Despite her hesitancy at being documented so intimately, he X-rayed every inch of her skeleton again and again. Fully clothed, she lay on the examining table as he unveiled her with his machine. He could hear her breath before the X-ray sprang noisily to life, shuddering, groaning, sending its stream of photons flying into her body. Afterwards, he would develop the images alone in the red-tinged darkness of his closet, the negatives emerging wet with solution, his hand trembling as he handled the proof of his wife’s conquest. He had ventured where no one had ventured before, including himself, for their actual lovemaking was a passionless, fumbling affair, done under cover of night. Jean-Baptiste hung the ghostly X-rays of his wife’s bones in the hallways, the drawing rooms, even the bathrooms — an ethereal gallery of possession.

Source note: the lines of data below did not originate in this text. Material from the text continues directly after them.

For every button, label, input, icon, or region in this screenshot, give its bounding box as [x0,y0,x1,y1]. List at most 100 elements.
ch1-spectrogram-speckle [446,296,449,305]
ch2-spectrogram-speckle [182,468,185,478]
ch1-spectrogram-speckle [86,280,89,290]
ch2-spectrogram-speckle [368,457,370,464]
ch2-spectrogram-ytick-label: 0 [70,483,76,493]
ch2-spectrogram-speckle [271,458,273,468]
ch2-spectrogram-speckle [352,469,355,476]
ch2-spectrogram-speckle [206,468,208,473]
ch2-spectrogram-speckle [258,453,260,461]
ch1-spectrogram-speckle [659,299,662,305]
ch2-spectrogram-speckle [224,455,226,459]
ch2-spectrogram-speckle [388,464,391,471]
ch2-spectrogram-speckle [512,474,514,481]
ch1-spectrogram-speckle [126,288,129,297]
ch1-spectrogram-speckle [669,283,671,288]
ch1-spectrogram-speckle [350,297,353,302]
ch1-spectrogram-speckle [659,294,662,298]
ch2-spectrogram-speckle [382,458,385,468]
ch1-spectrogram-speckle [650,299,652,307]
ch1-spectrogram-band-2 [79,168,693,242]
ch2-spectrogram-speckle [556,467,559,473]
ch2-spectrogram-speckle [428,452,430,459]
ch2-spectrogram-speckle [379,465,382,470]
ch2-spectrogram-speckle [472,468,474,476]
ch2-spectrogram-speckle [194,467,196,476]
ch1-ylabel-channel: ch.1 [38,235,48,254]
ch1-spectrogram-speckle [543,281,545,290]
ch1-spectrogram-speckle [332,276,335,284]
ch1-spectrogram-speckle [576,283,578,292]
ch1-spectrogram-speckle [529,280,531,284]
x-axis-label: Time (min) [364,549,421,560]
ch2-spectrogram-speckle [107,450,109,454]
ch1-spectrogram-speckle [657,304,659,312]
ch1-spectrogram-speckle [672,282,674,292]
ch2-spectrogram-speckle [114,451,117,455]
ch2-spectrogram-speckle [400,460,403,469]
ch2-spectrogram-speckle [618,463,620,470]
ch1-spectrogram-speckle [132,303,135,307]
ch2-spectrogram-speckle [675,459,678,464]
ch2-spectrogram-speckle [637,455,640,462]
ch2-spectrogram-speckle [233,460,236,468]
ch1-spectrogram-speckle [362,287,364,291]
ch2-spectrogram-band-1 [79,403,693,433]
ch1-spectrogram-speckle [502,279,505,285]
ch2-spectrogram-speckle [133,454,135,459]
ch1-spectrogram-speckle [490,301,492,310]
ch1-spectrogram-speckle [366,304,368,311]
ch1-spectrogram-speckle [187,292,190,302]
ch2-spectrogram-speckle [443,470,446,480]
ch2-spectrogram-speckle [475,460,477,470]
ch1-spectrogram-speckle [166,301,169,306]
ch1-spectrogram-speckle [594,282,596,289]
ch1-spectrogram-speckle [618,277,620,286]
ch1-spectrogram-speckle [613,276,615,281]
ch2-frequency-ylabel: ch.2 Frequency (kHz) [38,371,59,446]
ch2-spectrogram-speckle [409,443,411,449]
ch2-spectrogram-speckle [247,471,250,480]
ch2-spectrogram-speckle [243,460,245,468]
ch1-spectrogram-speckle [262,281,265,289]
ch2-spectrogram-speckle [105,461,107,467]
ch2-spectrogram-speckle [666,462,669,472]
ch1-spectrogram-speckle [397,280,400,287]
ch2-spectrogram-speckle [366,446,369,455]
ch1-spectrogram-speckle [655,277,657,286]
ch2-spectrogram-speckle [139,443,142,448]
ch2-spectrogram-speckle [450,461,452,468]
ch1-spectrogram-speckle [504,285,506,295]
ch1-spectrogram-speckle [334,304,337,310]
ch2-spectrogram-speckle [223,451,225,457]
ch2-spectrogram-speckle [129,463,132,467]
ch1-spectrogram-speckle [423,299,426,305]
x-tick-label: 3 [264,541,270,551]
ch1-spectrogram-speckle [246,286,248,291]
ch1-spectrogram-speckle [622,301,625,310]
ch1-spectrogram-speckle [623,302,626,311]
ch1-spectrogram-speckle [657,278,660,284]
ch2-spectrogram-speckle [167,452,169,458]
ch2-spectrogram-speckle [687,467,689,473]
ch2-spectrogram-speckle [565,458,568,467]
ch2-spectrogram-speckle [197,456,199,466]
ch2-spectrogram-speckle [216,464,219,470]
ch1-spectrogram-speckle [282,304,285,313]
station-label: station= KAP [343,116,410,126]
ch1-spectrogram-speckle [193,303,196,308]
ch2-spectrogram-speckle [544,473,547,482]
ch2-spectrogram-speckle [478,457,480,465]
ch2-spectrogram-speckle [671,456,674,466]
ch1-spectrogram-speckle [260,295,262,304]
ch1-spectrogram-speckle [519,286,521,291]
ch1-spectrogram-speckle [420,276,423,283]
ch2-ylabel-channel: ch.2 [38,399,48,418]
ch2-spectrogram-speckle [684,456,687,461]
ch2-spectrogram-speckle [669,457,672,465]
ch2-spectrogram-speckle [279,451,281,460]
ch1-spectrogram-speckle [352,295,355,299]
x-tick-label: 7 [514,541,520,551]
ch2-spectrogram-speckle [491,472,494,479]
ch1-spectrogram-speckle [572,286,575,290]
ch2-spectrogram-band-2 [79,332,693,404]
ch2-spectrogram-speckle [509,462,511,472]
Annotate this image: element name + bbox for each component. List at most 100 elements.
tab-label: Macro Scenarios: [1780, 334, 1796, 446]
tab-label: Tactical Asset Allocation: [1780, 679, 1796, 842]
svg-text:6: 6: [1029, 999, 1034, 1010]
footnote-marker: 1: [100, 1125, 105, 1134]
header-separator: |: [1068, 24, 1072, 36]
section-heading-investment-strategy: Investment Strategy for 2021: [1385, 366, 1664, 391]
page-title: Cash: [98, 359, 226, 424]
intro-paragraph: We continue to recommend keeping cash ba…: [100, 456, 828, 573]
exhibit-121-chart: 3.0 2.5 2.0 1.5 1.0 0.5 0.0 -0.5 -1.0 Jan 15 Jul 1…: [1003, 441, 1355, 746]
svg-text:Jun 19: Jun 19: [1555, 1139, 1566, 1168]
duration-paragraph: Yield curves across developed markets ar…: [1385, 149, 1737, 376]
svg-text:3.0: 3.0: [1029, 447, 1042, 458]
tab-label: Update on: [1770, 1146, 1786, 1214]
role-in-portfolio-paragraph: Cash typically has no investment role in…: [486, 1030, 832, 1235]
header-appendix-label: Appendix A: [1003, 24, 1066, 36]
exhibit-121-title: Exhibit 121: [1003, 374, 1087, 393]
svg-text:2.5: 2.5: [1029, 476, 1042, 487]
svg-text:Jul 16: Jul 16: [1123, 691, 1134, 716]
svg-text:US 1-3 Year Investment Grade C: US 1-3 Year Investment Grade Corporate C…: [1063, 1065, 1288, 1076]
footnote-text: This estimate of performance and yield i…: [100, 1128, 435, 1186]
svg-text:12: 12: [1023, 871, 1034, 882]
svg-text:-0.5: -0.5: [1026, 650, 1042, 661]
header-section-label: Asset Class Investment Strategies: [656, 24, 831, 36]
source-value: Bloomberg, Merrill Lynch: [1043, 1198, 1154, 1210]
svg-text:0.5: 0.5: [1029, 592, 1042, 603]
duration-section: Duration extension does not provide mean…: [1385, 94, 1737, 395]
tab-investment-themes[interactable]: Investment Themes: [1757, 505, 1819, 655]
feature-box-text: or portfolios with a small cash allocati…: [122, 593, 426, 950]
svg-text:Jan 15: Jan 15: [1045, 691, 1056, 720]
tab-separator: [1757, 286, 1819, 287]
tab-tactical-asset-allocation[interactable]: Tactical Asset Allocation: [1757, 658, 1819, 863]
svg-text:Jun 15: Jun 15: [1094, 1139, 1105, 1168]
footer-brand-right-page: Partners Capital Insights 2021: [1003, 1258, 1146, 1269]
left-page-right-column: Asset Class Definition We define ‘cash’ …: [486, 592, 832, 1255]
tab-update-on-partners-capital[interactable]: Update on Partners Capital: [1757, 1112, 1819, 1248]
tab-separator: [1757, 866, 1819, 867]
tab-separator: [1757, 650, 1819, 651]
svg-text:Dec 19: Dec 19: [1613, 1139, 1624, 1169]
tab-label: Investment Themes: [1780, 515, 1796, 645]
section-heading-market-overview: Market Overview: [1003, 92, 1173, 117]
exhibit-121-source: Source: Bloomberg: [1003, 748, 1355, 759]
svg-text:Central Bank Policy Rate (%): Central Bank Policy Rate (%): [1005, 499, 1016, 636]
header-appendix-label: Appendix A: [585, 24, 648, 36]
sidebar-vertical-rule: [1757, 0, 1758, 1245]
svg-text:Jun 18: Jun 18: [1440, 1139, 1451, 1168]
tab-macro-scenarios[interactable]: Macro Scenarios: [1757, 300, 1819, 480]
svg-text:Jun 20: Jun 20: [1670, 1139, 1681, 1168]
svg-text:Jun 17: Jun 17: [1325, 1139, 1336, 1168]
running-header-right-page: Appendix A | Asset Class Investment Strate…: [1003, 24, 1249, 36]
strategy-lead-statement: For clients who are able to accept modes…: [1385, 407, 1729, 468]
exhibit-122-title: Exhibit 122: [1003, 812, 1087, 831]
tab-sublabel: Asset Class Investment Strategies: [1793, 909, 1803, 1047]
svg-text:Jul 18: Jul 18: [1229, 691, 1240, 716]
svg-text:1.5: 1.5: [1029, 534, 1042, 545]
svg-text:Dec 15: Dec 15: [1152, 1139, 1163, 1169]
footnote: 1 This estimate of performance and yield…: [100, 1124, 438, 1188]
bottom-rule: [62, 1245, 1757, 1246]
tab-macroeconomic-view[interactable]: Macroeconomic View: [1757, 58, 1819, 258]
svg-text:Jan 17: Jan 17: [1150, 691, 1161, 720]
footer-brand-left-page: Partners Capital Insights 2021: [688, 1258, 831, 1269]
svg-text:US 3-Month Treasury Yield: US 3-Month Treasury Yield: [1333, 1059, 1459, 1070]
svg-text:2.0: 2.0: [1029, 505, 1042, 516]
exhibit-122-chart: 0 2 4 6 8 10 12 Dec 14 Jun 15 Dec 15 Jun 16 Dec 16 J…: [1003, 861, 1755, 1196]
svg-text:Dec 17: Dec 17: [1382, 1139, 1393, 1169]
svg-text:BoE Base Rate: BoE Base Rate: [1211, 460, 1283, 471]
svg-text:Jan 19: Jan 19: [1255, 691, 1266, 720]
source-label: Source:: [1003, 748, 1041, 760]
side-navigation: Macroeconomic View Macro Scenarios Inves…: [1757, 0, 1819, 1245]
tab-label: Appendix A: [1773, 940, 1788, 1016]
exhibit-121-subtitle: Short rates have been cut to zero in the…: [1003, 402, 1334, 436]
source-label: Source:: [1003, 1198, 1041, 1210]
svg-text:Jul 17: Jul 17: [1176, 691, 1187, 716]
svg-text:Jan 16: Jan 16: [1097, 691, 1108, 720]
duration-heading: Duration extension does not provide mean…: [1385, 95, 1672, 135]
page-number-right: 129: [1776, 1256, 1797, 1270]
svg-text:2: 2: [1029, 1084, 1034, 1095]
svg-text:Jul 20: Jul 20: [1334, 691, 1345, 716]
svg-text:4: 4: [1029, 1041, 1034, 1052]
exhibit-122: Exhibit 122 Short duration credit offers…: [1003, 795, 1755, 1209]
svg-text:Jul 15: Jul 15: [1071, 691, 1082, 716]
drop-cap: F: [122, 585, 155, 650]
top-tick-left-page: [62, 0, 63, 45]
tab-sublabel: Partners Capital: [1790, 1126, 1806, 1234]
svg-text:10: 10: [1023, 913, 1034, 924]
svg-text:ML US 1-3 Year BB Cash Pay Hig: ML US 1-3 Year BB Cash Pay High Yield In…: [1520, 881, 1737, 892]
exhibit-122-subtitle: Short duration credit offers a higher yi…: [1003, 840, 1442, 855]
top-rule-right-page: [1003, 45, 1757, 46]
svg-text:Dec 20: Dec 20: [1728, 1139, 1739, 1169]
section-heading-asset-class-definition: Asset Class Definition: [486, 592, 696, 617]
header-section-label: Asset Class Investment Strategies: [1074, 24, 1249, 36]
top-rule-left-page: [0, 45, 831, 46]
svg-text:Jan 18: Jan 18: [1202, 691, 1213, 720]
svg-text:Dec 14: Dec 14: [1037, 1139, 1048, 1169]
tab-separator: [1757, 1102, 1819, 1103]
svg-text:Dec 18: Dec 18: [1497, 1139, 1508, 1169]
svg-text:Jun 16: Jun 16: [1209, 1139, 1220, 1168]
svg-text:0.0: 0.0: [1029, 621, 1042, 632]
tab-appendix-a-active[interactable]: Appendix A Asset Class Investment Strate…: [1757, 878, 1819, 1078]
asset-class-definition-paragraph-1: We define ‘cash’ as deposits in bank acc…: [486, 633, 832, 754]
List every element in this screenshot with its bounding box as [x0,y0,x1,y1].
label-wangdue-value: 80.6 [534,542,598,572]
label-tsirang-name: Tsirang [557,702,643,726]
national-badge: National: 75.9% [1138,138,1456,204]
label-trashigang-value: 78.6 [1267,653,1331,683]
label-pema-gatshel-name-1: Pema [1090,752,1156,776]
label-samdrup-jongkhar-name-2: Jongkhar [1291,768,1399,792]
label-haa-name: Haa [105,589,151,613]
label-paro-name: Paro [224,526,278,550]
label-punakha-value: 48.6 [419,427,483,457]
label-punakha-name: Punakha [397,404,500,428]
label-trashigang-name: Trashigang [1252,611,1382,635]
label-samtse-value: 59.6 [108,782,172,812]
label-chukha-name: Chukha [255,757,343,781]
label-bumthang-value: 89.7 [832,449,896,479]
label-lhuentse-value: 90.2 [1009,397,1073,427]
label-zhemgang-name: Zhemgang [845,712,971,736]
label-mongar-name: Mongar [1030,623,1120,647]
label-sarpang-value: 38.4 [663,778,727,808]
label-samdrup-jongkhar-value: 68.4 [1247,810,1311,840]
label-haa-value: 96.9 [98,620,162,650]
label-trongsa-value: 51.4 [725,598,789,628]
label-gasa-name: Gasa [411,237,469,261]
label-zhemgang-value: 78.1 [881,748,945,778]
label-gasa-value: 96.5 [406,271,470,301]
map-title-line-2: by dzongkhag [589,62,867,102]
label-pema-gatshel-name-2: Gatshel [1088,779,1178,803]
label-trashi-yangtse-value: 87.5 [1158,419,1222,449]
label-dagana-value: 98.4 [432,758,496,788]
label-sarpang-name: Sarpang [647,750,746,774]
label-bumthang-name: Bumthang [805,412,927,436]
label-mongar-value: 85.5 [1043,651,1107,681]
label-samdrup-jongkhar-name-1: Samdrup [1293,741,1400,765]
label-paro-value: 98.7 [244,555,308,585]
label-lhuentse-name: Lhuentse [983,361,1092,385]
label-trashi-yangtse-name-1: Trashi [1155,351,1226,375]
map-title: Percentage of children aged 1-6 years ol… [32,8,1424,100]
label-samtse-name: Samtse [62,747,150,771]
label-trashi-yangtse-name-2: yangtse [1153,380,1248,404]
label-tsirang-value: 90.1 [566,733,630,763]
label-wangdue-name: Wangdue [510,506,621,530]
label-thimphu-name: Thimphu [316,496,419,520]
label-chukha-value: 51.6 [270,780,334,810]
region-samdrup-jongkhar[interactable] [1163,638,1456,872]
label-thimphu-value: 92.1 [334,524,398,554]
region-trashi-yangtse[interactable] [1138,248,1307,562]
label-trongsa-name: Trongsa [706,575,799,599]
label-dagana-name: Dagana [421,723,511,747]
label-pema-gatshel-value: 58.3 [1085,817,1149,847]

Meanwhile, Leila suffered. From the beginning, his wife had been a poor match for the tropics — she pined for the familiarities of home, for the comforting spray of the sea during her walks along the bluffs. She could not grow used to the heat, the damp, the insects, the constant smell of cooking rubber, the natives that watched her every move. Her melancholy was stoked by a long correspondence with her mother in which she savored the most banal news from their village. A dog had borne puppies. Her niece had made a paper hat for Bastille Day. The house at the end of the pier had collapsed during a storm. Jean-Baptiste could not appease her homesickness, even as he imported maps of the Seine’s curvatures and the Channel Islands, novels, fine linens, silverware, oil pantings, and custom-made marionettes crafted in the finest workshops of Paris. Their drawing room became an elaborate museum of his placations, but no earthly object could quell her misery. Yet when Jean-Baptiste offered to take Leila to Paris and Normandy for Christmas, she refused, oddly, saying there was too much to be done at the plantation. In the end, she spent the holiday doing nothing except writing her letters back home and reading the same Russian tragedies over and over again.

Leila and Eugenia tolerated each other, but in private each complained of the other’s shortcomings. Eugenia viewed her daughter-in-law as a spoiled priss who lacked both backbone and a sense of humor, while Leila saw her mother-in-law as a terrifying, controlling matriarch who heard more than most hearing people and cared only for her spooky portraits of phantasmagoric flowers. Leila had done her best to learn Eugenia’s obscure language of signs, but it was as if Eugenia willfully chose not to understand Leila when she signed, shaking her head and insisting that her son act as their translator.

Leila’s despair grew with each passing year, for despite their awkward attempts beneath the mosquito nets, no child came therefrom. Jean-Baptiste’s mother was strangely content with the absence of any progeny, despite the uncertainty that such a scenario brought to the question of inheritance.

“You must at least be where you are,” Eugenia signed to her son. “And she is no place at all.” Though the matter was a delicate one, a doctor from Phnom Penh was brought in to examine Leila. He could find nothing wrong.